— Teraz, kiedy jesteśmy sami, chciej mnie pan objaśnić, dokąd jedziemy?
— Najprzód do więzienia, panie komendancie — odpowiedział zapytany.
Canolles osłupiał.
— Jakto do więzienia? — wyrzekł nakoniec. — Czyś pan nie przybyłeś po mnie z rozkazu pewnej damy?
— Nie mylisz się pan.
— A tą damą jest pani wicehrabina de Cambes?
— Nie, panie; tą damą jest księżna de Condé.
— Księżna de Condé — zawołał Canolles.
. | . | . | . | . | . | . | . | . | . | . | . | . | . | . | . | . | . | . | . | . | . | . | . | . | . | . | . | . | . | . | . | . | . | . | . | . | . | . | . | . | . | . | . |
— Biedny młodzieńcze! — rzekła, usuwając się pędzącej karecie, jakaś kobieta i uczyniła znak krzyża świętego.
Canolles uczuł zimny dreszcz w całem ciele.
Dalej człowiek jakiś leciał z piką w lęku; przystanął na widok karety i żołnierzy!
Canolles wychylił się oknem; poznał go zapewne ów człowiek i pokazał mu pięść, z wściekłym wyrazem groźby.

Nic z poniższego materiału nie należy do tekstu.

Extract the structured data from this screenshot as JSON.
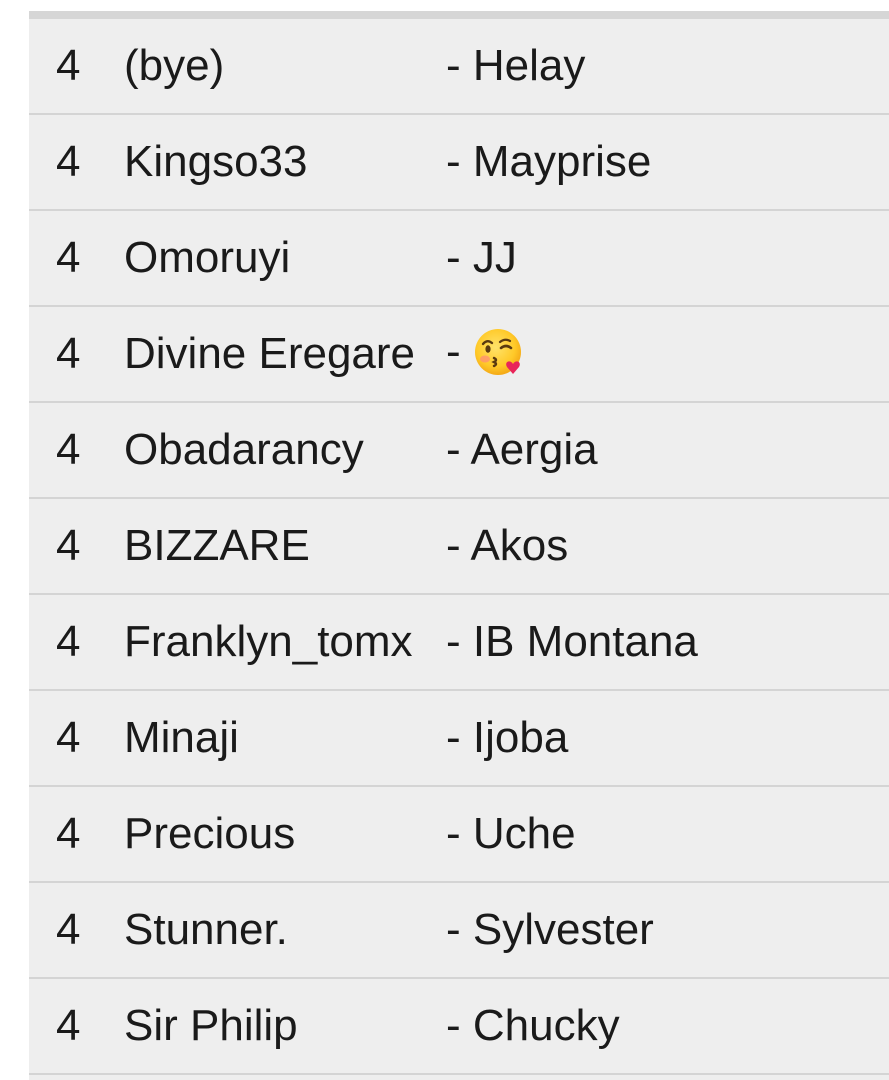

— A cóż to jest! Czy poszaleli w waszem mieście — rzekł Canolles, na wpół z uśmiechem — czy stałem się od godziny przedmiotem ogólnej litości i nienawiści, że jedni mnie żałują, a drudzy grożą?

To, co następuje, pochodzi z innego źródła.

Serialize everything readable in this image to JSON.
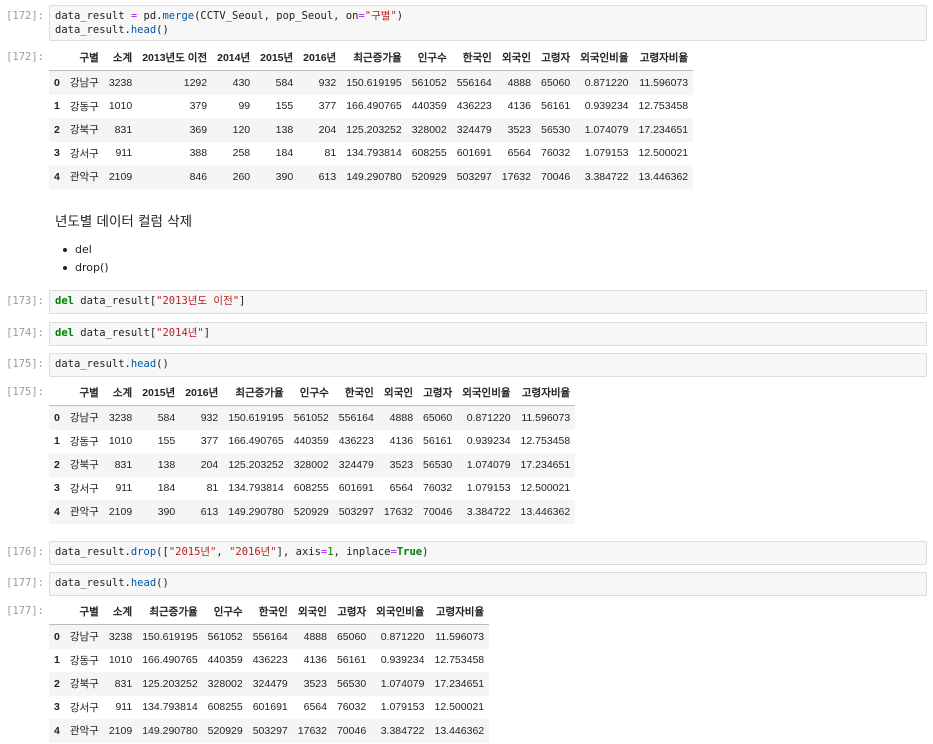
{
  "cells": [
    {
      "id": "c172in",
      "prompt": "[172]:",
      "code": [
        [
          [
            "plain",
            "data_result "
          ],
          [
            "op",
            "="
          ],
          [
            "plain",
            " pd."
          ],
          [
            "fn",
            "merge"
          ],
          [
            "plain",
            "(CCTV_Seoul, pop_Seoul, on"
          ],
          [
            "op",
            "="
          ],
          [
            "str",
            "\"구별\""
          ],
          [
            "plain",
            ")"
          ]
        ],
        [
          [
            "plain",
            "data_result."
          ],
          [
            "fn",
            "head"
          ],
          [
            "plain",
            "()"
          ]
        ]
      ]
    },
    {
      "id": "c173in",
      "prompt": "[173]:",
      "code": [
        [
          [
            "kw",
            "del"
          ],
          [
            "plain",
            " data_result["
          ],
          [
            "str",
            "\"2013년도 이전\""
          ],
          [
            "plain",
            "]"
          ]
        ]
      ]
    },
    {
      "id": "c174in",
      "prompt": "[174]:",
      "code": [
        [
          [
            "kw",
            "del"
          ],
          [
            "plain",
            " data_result["
          ],
          [
            "str",
            "\"2014년\""
          ],
          [
            "plain",
            "]"
          ]
        ]
      ]
    },
    {
      "id": "c175in",
      "prompt": "[175]:",
      "code": [
        [
          [
            "plain",
            "data_result."
          ],
          [
            "fn",
            "head"
          ],
          [
            "plain",
            "()"
          ]
        ]
      ]
    },
    {
      "id": "c176in",
      "prompt": "[176]:",
      "code": [
        [
          [
            "plain",
            "data_result."
          ],
          [
            "fn",
            "drop"
          ],
          [
            "plain",
            "(["
          ],
          [
            "str",
            "\"2015년\""
          ],
          [
            "plain",
            ", "
          ],
          [
            "str",
            "\"2016년\""
          ],
          [
            "plain",
            "], axis"
          ],
          [
            "op",
            "="
          ],
          [
            "num",
            "1"
          ],
          [
            "plain",
            ", inplace"
          ],
          [
            "op",
            "="
          ],
          [
            "kw",
            "True"
          ],
          [
            "plain",
            ")"
          ]
        ]
      ]
    },
    {
      "id": "c177in",
      "prompt": "[177]:",
      "code": [
        [
          [
            "plain",
            "data_result."
          ],
          [
            "fn",
            "head"
          ],
          [
            "plain",
            "()"
          ]
        ]
      ]
    }
  ],
  "outputs": [
    {
      "id": "o172",
      "prompt": "[172]:",
      "columns": [
        "",
        "구별",
        "소계",
        "2013년도 이전",
        "2014년",
        "2015년",
        "2016년",
        "최근증가율",
        "인구수",
        "한국인",
        "외국인",
        "고령자",
        "외국인비율",
        "고령자비율"
      ],
      "rows": [
        [
          "0",
          "강남구",
          "3238",
          "1292",
          "430",
          "584",
          "932",
          "150.619195",
          "561052",
          "556164",
          "4888",
          "65060",
          "0.871220",
          "11.596073"
        ],
        [
          "1",
          "강동구",
          "1010",
          "379",
          "99",
          "155",
          "377",
          "166.490765",
          "440359",
          "436223",
          "4136",
          "56161",
          "0.939234",
          "12.753458"
        ],
        [
          "2",
          "강북구",
          "831",
          "369",
          "120",
          "138",
          "204",
          "125.203252",
          "328002",
          "324479",
          "3523",
          "56530",
          "1.074079",
          "17.234651"
        ],
        [
          "3",
          "강서구",
          "911",
          "388",
          "258",
          "184",
          "81",
          "134.793814",
          "608255",
          "601691",
          "6564",
          "76032",
          "1.079153",
          "12.500021"
        ],
        [
          "4",
          "관악구",
          "2109",
          "846",
          "260",
          "390",
          "613",
          "149.290780",
          "520929",
          "503297",
          "17632",
          "70046",
          "3.384722",
          "13.446362"
        ]
      ]
    },
    {
      "id": "o175",
      "prompt": "[175]:",
      "columns": [
        "",
        "구별",
        "소계",
        "2015년",
        "2016년",
        "최근증가율",
        "인구수",
        "한국인",
        "외국인",
        "고령자",
        "외국인비율",
        "고령자비율"
      ],
      "rows": [
        [
          "0",
          "강남구",
          "3238",
          "584",
          "932",
          "150.619195",
          "561052",
          "556164",
          "4888",
          "65060",
          "0.871220",
          "11.596073"
        ],
        [
          "1",
          "강동구",
          "1010",
          "155",
          "377",
          "166.490765",
          "440359",
          "436223",
          "4136",
          "56161",
          "0.939234",
          "12.753458"
        ],
        [
          "2",
          "강북구",
          "831",
          "138",
          "204",
          "125.203252",
          "328002",
          "324479",
          "3523",
          "56530",
          "1.074079",
          "17.234651"
        ],
        [
          "3",
          "강서구",
          "911",
          "184",
          "81",
          "134.793814",
          "608255",
          "601691",
          "6564",
          "76032",
          "1.079153",
          "12.500021"
        ],
        [
          "4",
          "관악구",
          "2109",
          "390",
          "613",
          "149.290780",
          "520929",
          "503297",
          "17632",
          "70046",
          "3.384722",
          "13.446362"
        ]
      ]
    },
    {
      "id": "o177",
      "prompt": "[177]:",
      "columns": [
        "",
        "구별",
        "소계",
        "최근증가율",
        "인구수",
        "한국인",
        "외국인",
        "고령자",
        "외국인비율",
        "고령자비율"
      ],
      "rows": [
        [
          "0",
          "강남구",
          "3238",
          "150.619195",
          "561052",
          "556164",
          "4888",
          "65060",
          "0.871220",
          "11.596073"
        ],
        [
          "1",
          "강동구",
          "1010",
          "166.490765",
          "440359",
          "436223",
          "4136",
          "56161",
          "0.939234",
          "12.753458"
        ],
        [
          "2",
          "강북구",
          "831",
          "125.203252",
          "328002",
          "324479",
          "3523",
          "56530",
          "1.074079",
          "17.234651"
        ],
        [
          "3",
          "강서구",
          "911",
          "134.793814",
          "608255",
          "601691",
          "6564",
          "76032",
          "1.079153",
          "12.500021"
        ],
        [
          "4",
          "관악구",
          "2109",
          "149.290780",
          "520929",
          "503297",
          "17632",
          "70046",
          "3.384722",
          "13.446362"
        ]
      ]
    }
  ],
  "markdown": {
    "title": "년도별 데이터 컬럼 삭제",
    "items": [
      "del",
      "drop()"
    ]
  }
}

— O! mój komendancie — powiedział sierżant — ci, co pana żałują, dobrze czynią; ale i ci, co grożą, mogą mieć słuszność.
— Gdyby przynajmniej mógł to zrozumieć?
— Zaraz pan wszystko zrozumiesz — odpowiedział sierżant.
Przybyli do drzwi więzienia; Canlles wysiadł pośród ludu, zaczynającego się już zbierać tłumnie.

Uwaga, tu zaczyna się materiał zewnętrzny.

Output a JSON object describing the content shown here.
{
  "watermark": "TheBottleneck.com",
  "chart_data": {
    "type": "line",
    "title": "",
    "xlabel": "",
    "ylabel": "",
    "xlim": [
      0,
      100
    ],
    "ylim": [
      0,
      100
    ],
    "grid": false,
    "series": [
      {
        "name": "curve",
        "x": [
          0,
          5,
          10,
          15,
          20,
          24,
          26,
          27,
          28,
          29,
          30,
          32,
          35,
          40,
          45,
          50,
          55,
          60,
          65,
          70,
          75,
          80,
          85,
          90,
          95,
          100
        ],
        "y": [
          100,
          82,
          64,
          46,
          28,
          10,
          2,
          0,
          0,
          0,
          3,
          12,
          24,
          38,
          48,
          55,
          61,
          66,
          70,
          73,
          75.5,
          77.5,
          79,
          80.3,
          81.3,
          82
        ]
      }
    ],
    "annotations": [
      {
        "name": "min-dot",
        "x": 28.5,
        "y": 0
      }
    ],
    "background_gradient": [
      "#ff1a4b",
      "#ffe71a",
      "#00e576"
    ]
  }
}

Zamiast do je ogadwnego mieszkania, zaprowadzonym został do izby, pełnej żołnierzy.
— Jednakeż — myślał Canolles — czas już bym wiedział, co to wszystko znaczy.
Wyjął dwa luidory z kieszeni, zbliżył się do jednego z żołnierzy i wsunął mu w rękę.
Żołnierz wahał się przyjąć.
— Weź śmiało, mój przyjacielu, bo pytanie jakie ci uczynię, bynajmniej cię narazić nie może.